Queen of Zagwe dynasty
- Reign: 960 – 970/1010
- Predecessor: Zagwe Dynasty established
- Successor: unknown
- Born: 10th century unknown, possibly Axum
- Died: 1010 (uncertain) unknown, possibly Lasta.
- Spouse: Mara Takla Haymanot
- Issue: Tatadim Jan Seyum Germa Seyum Gempawedamo (uncertain) Terde'ana Gabaz (uncertain) Zena Petros (uncertain)
- Dynasty: Zagwe, Solomonic Dynasty
- Father: Dil Na'od
- Religion: Ethiopian Orthodox Church

= Masoba Warq =

Queen of Zagwe and Princess of Axum in the 10th century

Masoba Warq was a princess of the Kingdom of Axum, and the queen of the Zagwe Dynasty. She was the daughter of Dil Na'od of Axum and the Wife of Mara Takla Haymanot of the Zagwe Dynasty.

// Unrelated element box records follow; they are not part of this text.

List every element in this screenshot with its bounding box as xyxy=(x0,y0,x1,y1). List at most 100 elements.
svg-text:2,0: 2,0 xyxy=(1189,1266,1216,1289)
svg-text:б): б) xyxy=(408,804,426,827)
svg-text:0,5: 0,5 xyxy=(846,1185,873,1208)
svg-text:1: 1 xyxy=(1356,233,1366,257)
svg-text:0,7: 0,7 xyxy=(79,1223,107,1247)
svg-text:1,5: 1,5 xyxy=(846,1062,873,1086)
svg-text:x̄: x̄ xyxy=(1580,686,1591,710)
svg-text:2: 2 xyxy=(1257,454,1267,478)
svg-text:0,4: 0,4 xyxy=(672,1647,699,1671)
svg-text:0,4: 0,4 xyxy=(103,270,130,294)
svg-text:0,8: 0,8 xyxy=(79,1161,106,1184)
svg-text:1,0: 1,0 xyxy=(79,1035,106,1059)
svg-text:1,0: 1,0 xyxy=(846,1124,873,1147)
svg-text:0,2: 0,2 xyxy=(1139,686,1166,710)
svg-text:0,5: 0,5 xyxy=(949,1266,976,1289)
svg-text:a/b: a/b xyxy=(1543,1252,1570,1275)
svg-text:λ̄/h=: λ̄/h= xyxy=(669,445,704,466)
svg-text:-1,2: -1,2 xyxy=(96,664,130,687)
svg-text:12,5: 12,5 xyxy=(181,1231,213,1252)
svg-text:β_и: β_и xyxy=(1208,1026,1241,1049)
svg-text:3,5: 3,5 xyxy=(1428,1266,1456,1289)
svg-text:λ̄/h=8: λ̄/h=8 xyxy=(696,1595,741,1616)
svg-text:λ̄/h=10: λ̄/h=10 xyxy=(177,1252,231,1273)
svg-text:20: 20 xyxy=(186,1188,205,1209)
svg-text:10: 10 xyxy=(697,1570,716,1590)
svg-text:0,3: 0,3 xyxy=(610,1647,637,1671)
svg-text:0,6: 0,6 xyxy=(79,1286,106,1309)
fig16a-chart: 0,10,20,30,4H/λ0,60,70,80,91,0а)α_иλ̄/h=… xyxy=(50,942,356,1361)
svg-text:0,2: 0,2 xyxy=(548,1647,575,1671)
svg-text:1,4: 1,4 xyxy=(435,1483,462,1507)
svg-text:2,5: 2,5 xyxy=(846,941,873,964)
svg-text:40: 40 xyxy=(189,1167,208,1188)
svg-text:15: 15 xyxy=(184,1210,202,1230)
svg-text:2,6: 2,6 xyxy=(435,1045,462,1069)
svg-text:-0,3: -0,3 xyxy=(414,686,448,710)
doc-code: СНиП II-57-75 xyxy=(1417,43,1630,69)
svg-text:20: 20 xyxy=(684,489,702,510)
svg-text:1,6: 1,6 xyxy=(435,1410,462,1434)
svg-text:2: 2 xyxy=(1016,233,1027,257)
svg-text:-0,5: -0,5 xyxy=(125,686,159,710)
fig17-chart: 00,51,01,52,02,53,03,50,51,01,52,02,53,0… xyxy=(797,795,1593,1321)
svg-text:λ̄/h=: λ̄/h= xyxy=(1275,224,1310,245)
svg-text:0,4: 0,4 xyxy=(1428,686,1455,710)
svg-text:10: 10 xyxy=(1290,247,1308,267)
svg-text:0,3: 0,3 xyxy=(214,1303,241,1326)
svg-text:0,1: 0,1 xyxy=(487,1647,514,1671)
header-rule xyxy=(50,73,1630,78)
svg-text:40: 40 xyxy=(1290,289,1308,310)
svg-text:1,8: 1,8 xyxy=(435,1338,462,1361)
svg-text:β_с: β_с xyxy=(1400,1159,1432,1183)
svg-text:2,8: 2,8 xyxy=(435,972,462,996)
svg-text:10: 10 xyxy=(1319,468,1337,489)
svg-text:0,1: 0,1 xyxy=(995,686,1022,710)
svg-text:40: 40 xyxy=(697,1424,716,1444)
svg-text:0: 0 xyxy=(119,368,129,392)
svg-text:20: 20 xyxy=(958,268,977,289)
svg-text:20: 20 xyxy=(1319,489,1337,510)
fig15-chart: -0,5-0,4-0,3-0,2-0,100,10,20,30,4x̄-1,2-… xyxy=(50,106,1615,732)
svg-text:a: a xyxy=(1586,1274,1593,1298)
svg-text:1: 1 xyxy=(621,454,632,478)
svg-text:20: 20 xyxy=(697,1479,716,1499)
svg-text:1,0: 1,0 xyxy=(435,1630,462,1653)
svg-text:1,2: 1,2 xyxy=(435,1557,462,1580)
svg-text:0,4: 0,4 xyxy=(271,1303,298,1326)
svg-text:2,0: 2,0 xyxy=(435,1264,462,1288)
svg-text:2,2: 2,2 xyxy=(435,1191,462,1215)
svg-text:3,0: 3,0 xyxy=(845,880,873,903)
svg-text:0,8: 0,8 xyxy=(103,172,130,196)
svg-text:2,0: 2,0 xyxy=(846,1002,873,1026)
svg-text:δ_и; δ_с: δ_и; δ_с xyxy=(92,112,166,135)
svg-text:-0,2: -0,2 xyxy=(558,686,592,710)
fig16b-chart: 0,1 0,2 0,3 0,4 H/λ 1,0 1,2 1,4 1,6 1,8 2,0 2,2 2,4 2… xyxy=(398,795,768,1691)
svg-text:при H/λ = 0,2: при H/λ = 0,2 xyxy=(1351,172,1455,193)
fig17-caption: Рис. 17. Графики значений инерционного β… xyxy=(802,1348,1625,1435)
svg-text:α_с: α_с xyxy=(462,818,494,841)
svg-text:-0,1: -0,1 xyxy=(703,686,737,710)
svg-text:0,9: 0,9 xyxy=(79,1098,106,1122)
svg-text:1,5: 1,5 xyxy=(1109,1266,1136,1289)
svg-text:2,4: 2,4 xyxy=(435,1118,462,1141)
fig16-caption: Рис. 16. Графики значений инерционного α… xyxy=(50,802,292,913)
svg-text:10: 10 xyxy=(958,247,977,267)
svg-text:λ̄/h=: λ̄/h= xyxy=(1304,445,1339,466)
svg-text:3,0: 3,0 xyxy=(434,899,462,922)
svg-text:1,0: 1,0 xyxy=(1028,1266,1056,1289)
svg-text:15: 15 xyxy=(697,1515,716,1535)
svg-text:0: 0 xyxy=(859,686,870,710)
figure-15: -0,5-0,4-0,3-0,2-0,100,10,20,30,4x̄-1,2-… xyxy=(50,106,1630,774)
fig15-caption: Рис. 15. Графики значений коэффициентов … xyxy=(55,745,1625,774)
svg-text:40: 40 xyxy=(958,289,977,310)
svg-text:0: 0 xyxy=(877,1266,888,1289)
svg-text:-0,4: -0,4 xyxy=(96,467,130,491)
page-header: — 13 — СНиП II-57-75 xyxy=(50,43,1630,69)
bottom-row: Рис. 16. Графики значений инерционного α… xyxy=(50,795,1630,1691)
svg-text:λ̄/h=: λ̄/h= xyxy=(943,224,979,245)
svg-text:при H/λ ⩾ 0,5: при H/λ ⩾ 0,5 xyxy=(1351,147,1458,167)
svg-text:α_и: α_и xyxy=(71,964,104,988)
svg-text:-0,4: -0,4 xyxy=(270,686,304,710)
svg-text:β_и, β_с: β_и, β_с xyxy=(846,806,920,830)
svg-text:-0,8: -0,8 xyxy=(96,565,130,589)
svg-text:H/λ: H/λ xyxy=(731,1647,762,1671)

She had multiple children with him, such as Tantawedem. But, according to the Dabra Libanos manuscript, it mentions 44 Kings of Shewa after the death and deposition of Dil Na'od and it mentions Masoba as a Queen Regent of Shewa. Though if it is true, she was actually married with Marah of Zagwe, and had children with him, it would be likely that the children would have Solomonic Dynastical Descent as Masoba is the daughter of Dil Na'od.